In this fifth and final installment of Finding the Message, I would like you to consider again your favorite story. As I mentioned in an earlier post, one of my favorite stories as a child was The Wonderful Wizard of Oz, by L. Frank Baum. While in the ninth grade, I checked the book out of my Jr high school library at least 47 times in the course of that school year alone. And yes, I read it each time, at least most times.
What was it that kept me coming back? Was it the tornado, the famous yellow brick road, the fanciful creatures, the Kalidahs—the ferocious half bear half tiger creature that hunted in the deep woods; or maybe the Hammerheads with their elastic necks. Or maybe it was a combination of them all.

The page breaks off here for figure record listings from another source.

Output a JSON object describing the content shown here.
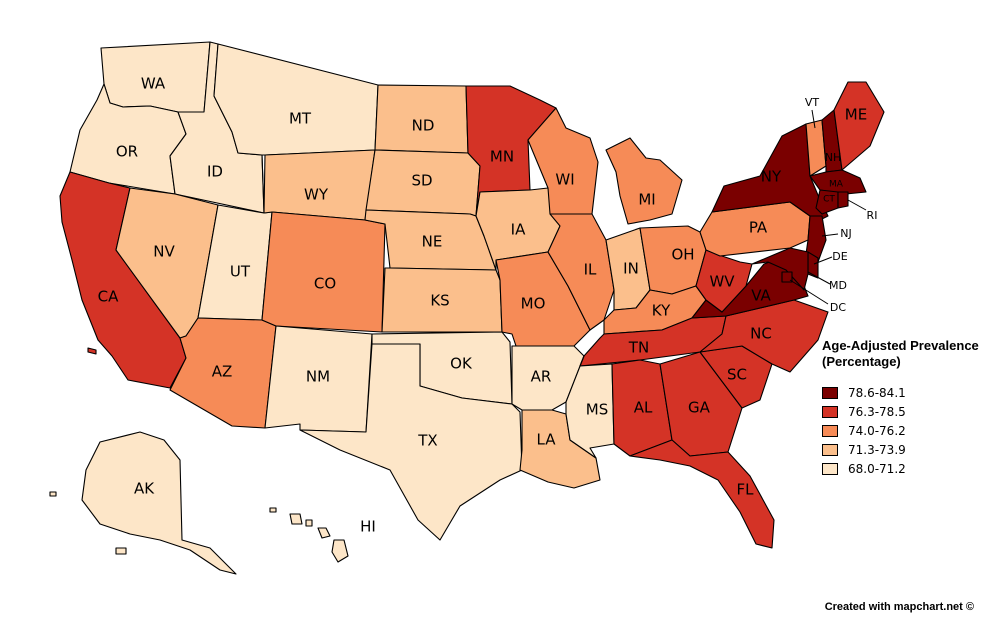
{
  "legend": {
    "title_line1": "Age-Adjusted Prevalence",
    "title_line2": "(Percentage)",
    "classes": [
      {
        "label": "78.6-84.1",
        "color": "#7a0000"
      },
      {
        "label": "76.3-78.5",
        "color": "#d43326"
      },
      {
        "label": "74.0-76.2",
        "color": "#f68b57"
      },
      {
        "label": "71.3-73.9",
        "color": "#fbbf8c"
      },
      {
        "label": "68.0-71.2",
        "color": "#fde6c8"
      }
    ]
  },
  "states": [
    {
      "abbr": "WA",
      "class": 4
    },
    {
      "abbr": "OR",
      "class": 4
    },
    {
      "abbr": "CA",
      "class": 1
    },
    {
      "abbr": "ID",
      "class": 4
    },
    {
      "abbr": "NV",
      "class": 3
    },
    {
      "abbr": "UT",
      "class": 4
    },
    {
      "abbr": "AZ",
      "class": 2
    },
    {
      "abbr": "MT",
      "class": 4
    },
    {
      "abbr": "WY",
      "class": 3
    },
    {
      "abbr": "CO",
      "class": 2
    },
    {
      "abbr": "NM",
      "class": 4
    },
    {
      "abbr": "ND",
      "class": 3
    },
    {
      "abbr": "SD",
      "class": 3
    },
    {
      "abbr": "NE",
      "class": 3
    },
    {
      "abbr": "KS",
      "class": 3
    },
    {
      "abbr": "OK",
      "class": 4
    },
    {
      "abbr": "TX",
      "class": 4
    },
    {
      "abbr": "MN",
      "class": 1
    },
    {
      "abbr": "IA",
      "class": 3
    },
    {
      "abbr": "MO",
      "class": 2
    },
    {
      "abbr": "AR",
      "class": 4
    },
    {
      "abbr": "LA",
      "class": 3
    },
    {
      "abbr": "WI",
      "class": 2
    },
    {
      "abbr": "IL",
      "class": 2
    },
    {
      "abbr": "MI",
      "class": 2
    },
    {
      "abbr": "IN",
      "class": 3
    },
    {
      "abbr": "OH",
      "class": 2
    },
    {
      "abbr": "KY",
      "class": 2
    },
    {
      "abbr": "TN",
      "class": 1
    },
    {
      "abbr": "MS",
      "class": 4
    },
    {
      "abbr": "AL",
      "class": 1
    },
    {
      "abbr": "GA",
      "class": 1
    },
    {
      "abbr": "FL",
      "class": 1
    },
    {
      "abbr": "SC",
      "class": 1
    },
    {
      "abbr": "NC",
      "class": 1
    },
    {
      "abbr": "VA",
      "class": 0
    },
    {
      "abbr": "WV",
      "class": 1
    },
    {
      "abbr": "PA",
      "class": 2
    },
    {
      "abbr": "NY",
      "class": 0
    },
    {
      "abbr": "VT",
      "class": 2
    },
    {
      "abbr": "NH",
      "class": 0
    },
    {
      "abbr": "ME",
      "class": 1
    },
    {
      "abbr": "MA",
      "class": 0
    },
    {
      "abbr": "CT",
      "class": 0
    },
    {
      "abbr": "RI",
      "class": 0
    },
    {
      "abbr": "NJ",
      "class": 0
    },
    {
      "abbr": "DE",
      "class": 0
    },
    {
      "abbr": "MD",
      "class": 0
    },
    {
      "abbr": "DC",
      "class": 0
    },
    {
      "abbr": "AK",
      "class": 4
    },
    {
      "abbr": "HI",
      "class": 4
    }
  ],
  "credit": "Created with mapchart.net ©"
}
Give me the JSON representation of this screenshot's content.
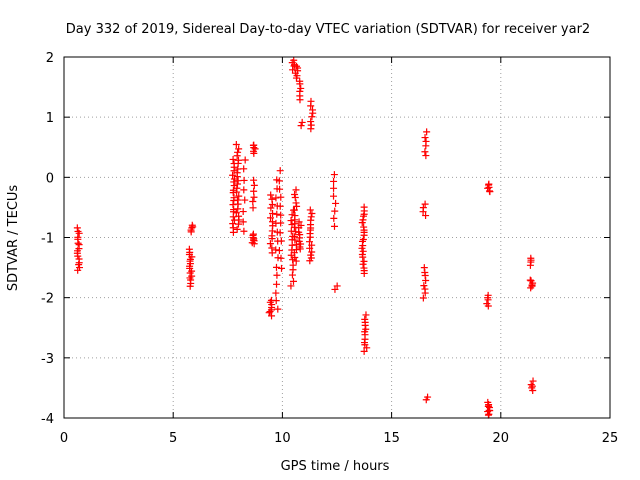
{
  "chart_data": {
    "type": "scatter",
    "title": "Day 332 of 2019, Sidereal Day-to-day VTEC variation (SDTVAR) for receiver yar2",
    "xlabel": "GPS time / hours",
    "ylabel": "SDTVAR / TECUs",
    "xlim": [
      0,
      25
    ],
    "ylim": [
      -4,
      2
    ],
    "xticks": [
      0,
      5,
      10,
      15,
      20,
      25
    ],
    "yticks": [
      -4,
      -3,
      -2,
      -1,
      0,
      1,
      2
    ],
    "grid": true,
    "marker": "+",
    "color": "#ff0000",
    "clusters": [
      {
        "x": 0.65,
        "y0": -1.55,
        "y1": -0.85,
        "n": 16
      },
      {
        "x": 5.8,
        "y0": -1.8,
        "y1": -1.2,
        "n": 16
      },
      {
        "x": 5.85,
        "y0": -0.9,
        "y1": -0.8,
        "n": 5
      },
      {
        "x": 7.75,
        "y0": -0.9,
        "y1": 0.3,
        "n": 20
      },
      {
        "x": 7.95,
        "y0": -0.85,
        "y1": 0.55,
        "n": 22
      },
      {
        "x": 8.25,
        "y0": -0.9,
        "y1": 0.3,
        "n": 8
      },
      {
        "x": 8.65,
        "y0": -1.1,
        "y1": -0.95,
        "n": 8
      },
      {
        "x": 8.7,
        "y0": -0.5,
        "y1": -0.05,
        "n": 6
      },
      {
        "x": 8.7,
        "y0": 0.4,
        "y1": 0.55,
        "n": 6
      },
      {
        "x": 9.45,
        "y0": -2.3,
        "y1": -2.05,
        "n": 8
      },
      {
        "x": 9.5,
        "y0": -1.25,
        "y1": -0.3,
        "n": 14
      },
      {
        "x": 9.75,
        "y0": -2.2,
        "y1": -0.05,
        "n": 16
      },
      {
        "x": 9.9,
        "y0": -1.5,
        "y1": 0.1,
        "n": 12
      },
      {
        "x": 10.45,
        "y0": -1.8,
        "y1": -0.55,
        "n": 16
      },
      {
        "x": 10.6,
        "y0": -1.4,
        "y1": -0.2,
        "n": 18
      },
      {
        "x": 10.8,
        "y0": -1.2,
        "y1": -0.75,
        "n": 10
      },
      {
        "x": 10.5,
        "y0": 1.8,
        "y1": 1.95,
        "n": 5
      },
      {
        "x": 10.65,
        "y0": 1.65,
        "y1": 1.85,
        "n": 6
      },
      {
        "x": 10.8,
        "y0": 1.3,
        "y1": 1.6,
        "n": 6
      },
      {
        "x": 10.85,
        "y0": 0.85,
        "y1": 0.9,
        "n": 2
      },
      {
        "x": 11.3,
        "y0": -1.4,
        "y1": -0.55,
        "n": 16
      },
      {
        "x": 11.35,
        "y0": 0.8,
        "y1": 1.25,
        "n": 8
      },
      {
        "x": 12.4,
        "y0": -0.8,
        "y1": 0.05,
        "n": 8
      },
      {
        "x": 12.45,
        "y0": -1.85,
        "y1": -1.8,
        "n": 2
      },
      {
        "x": 13.7,
        "y0": -1.6,
        "y1": -0.5,
        "n": 22
      },
      {
        "x": 13.8,
        "y0": -2.9,
        "y1": -2.3,
        "n": 12
      },
      {
        "x": 16.5,
        "y0": -2.0,
        "y1": -1.5,
        "n": 8
      },
      {
        "x": 16.5,
        "y0": -0.65,
        "y1": -0.45,
        "n": 4
      },
      {
        "x": 16.55,
        "y0": 0.35,
        "y1": 0.75,
        "n": 6
      },
      {
        "x": 16.6,
        "y0": -3.7,
        "y1": -3.65,
        "n": 2
      },
      {
        "x": 19.4,
        "y0": -2.15,
        "y1": -1.95,
        "n": 5
      },
      {
        "x": 19.45,
        "y0": -0.25,
        "y1": -0.1,
        "n": 6
      },
      {
        "x": 19.45,
        "y0": -3.95,
        "y1": -3.75,
        "n": 10
      },
      {
        "x": 21.4,
        "y0": -1.85,
        "y1": -1.7,
        "n": 6
      },
      {
        "x": 21.4,
        "y0": -1.45,
        "y1": -1.35,
        "n": 4
      },
      {
        "x": 21.45,
        "y0": -3.55,
        "y1": -3.4,
        "n": 5
      }
    ]
  }
}
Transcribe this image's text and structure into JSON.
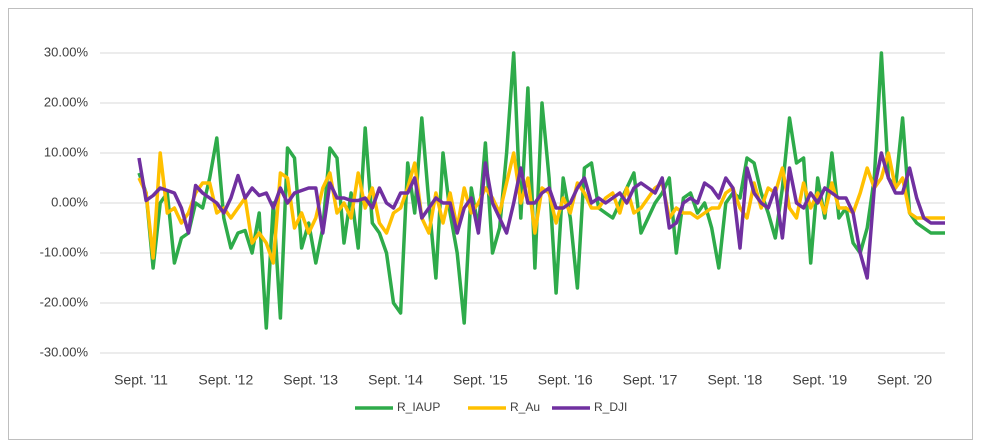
{
  "chart_data": {
    "type": "line",
    "categories": [
      "Sept. '11",
      null,
      null,
      null,
      null,
      null,
      null,
      null,
      null,
      null,
      null,
      null,
      "Sept. '12",
      null,
      null,
      null,
      null,
      null,
      null,
      null,
      null,
      null,
      null,
      null,
      "Sept. '13",
      null,
      null,
      null,
      null,
      null,
      null,
      null,
      null,
      null,
      null,
      null,
      "Sept. '14",
      null,
      null,
      null,
      null,
      null,
      null,
      null,
      null,
      null,
      null,
      null,
      "Sept. '15",
      null,
      null,
      null,
      null,
      null,
      null,
      null,
      null,
      null,
      null,
      null,
      "Sept. '16",
      null,
      null,
      null,
      null,
      null,
      null,
      null,
      null,
      null,
      null,
      null,
      "Sept. '17",
      null,
      null,
      null,
      null,
      null,
      null,
      null,
      null,
      null,
      null,
      null,
      "Sept. '18",
      null,
      null,
      null,
      null,
      null,
      null,
      null,
      null,
      null,
      null,
      null,
      "Sept. '19",
      null,
      null,
      null,
      null,
      null,
      null,
      null,
      null,
      null,
      null,
      null,
      "Sept. '20",
      null,
      null,
      null,
      null,
      null,
      null
    ],
    "series": [
      {
        "name": "R_IAUP",
        "color": "#2eab4a",
        "values": [
          6,
          2,
          -13,
          0,
          2,
          -12,
          -7,
          -6,
          0,
          -1,
          5,
          13,
          -3,
          -9,
          -6,
          -5.5,
          -10,
          -2,
          -25,
          0,
          -23,
          11,
          9,
          -9,
          -4,
          -12,
          -5,
          11,
          9,
          -8,
          2,
          -9,
          15,
          -4,
          -6,
          -10,
          -20,
          -22,
          8,
          -2,
          17,
          0,
          -15,
          10,
          -2,
          -10,
          -24,
          3,
          -5,
          12,
          -10,
          -5,
          10,
          30,
          -3,
          23,
          -13,
          20,
          5,
          -18,
          5,
          -3,
          -17,
          7,
          8,
          -1,
          -2,
          -3,
          0,
          3,
          6,
          -6,
          -3,
          0,
          2,
          5,
          -10,
          1,
          2,
          -2,
          0,
          -5,
          -13,
          0,
          2,
          1,
          9,
          8,
          2,
          -2,
          -7,
          3,
          17,
          8,
          9,
          -12,
          5,
          -3,
          10,
          -3,
          -1,
          -8,
          -10,
          -5,
          5,
          30,
          5,
          3,
          17,
          -2,
          -4,
          -5,
          -6,
          -6,
          -6
        ]
      },
      {
        "name": "R_Au",
        "color": "#ffc000",
        "values": [
          5,
          2,
          -11,
          10,
          -2,
          -1,
          -4,
          -2,
          2,
          4,
          4,
          -2,
          -1,
          -3,
          -1,
          1,
          -8,
          -6,
          -8,
          -12,
          6,
          5,
          -5,
          -2,
          -6,
          -3,
          3,
          6,
          -2,
          0,
          -3,
          6,
          -1,
          3,
          -4,
          -6,
          -2,
          -1,
          3,
          8,
          -3,
          -6,
          2,
          -4,
          2,
          -5,
          3,
          -2,
          0,
          3,
          1,
          -2,
          4,
          10,
          0,
          5,
          -6,
          3,
          2,
          -4,
          1,
          -2,
          4,
          2,
          -1,
          -1,
          1,
          2,
          -2,
          3,
          -2,
          -1,
          1,
          3,
          4,
          -3,
          -1,
          -2,
          -2,
          -3,
          -2,
          -1,
          -1,
          2,
          3,
          -1,
          -3,
          4,
          -1,
          3,
          2,
          7,
          -1,
          -3,
          4,
          -1,
          2,
          -2,
          4,
          -1,
          -1,
          -2,
          2,
          7,
          3,
          5,
          10,
          3,
          5,
          -2,
          -3,
          -3,
          -3,
          -3,
          -3
        ]
      },
      {
        "name": "R_DJI",
        "color": "#7030a0",
        "values": [
          9,
          0.5,
          1.5,
          3,
          2.5,
          2,
          -1,
          -6,
          3.5,
          2,
          1,
          0,
          -2,
          1,
          5.5,
          1,
          3,
          1.5,
          2,
          -1,
          3,
          0,
          2,
          2.5,
          3,
          3,
          -6,
          4,
          1,
          1,
          0.5,
          0.5,
          1,
          -1,
          3,
          0,
          -1,
          2,
          2,
          5,
          -3,
          -1,
          1,
          0,
          0,
          -6,
          -1,
          1,
          -6,
          8,
          0,
          -3,
          -6,
          0,
          7,
          0,
          0,
          2,
          3,
          -1,
          -1,
          0,
          3,
          5,
          0,
          1,
          0,
          1,
          2,
          0,
          3,
          4,
          3,
          2,
          5,
          -5,
          -4,
          0,
          1,
          0,
          4,
          3,
          1,
          5,
          3,
          -9,
          7,
          2,
          0,
          -1,
          3,
          -7,
          7,
          0,
          -1,
          2,
          0,
          3,
          2,
          1,
          1,
          -2,
          -10,
          -15,
          3,
          10,
          5,
          2,
          2,
          7,
          1,
          -3,
          -4,
          -4,
          -4
        ]
      }
    ],
    "ylim": [
      -30,
      30
    ],
    "yticks": [
      {
        "value": -30,
        "label": "-30.00%"
      },
      {
        "value": -20,
        "label": "-20.00%"
      },
      {
        "value": -10,
        "label": "-10.00%"
      },
      {
        "value": 0,
        "label": "0.00%"
      },
      {
        "value": 10,
        "label": "10.00%"
      },
      {
        "value": 20,
        "label": "20.00%"
      },
      {
        "value": 30,
        "label": "30.00%"
      }
    ],
    "grid": true,
    "legend": "bottom"
  }
}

But what was true for me, and I am sure it is true for all readers and lovers of good books, is that the message of true friendship and a love of family and friends is the thread that holds the entire story together. How many times did I imagine having a pal like the straw-stuffed Scarecrow, or a compassionate buddy (ready to lay his life down for me) like the Tin Man; and how could anyone ever forget the powerful comrade, like the Lion, that lets you hang on to his back as he carries you over life’s deep ravines when you don’t have the power to do it yourself.
This is the same message of romance, of deep friendship enjoyed by the command crew of the Star Trek series. No matter what happened, including Spock’s death, you always knew the team would be there for one another. This was their message. This is what held them together and what held us as viewers glued to our tubes.
Now we won’t all be a L. Frank Baum or a Gene Roddenberry, but we all can be the very best “Me” we can be. Go on now and create your new stories and build your masterpieces of creative thought, but in the doing so, don’t forget to weave in the threads of a message worth living. Think about it.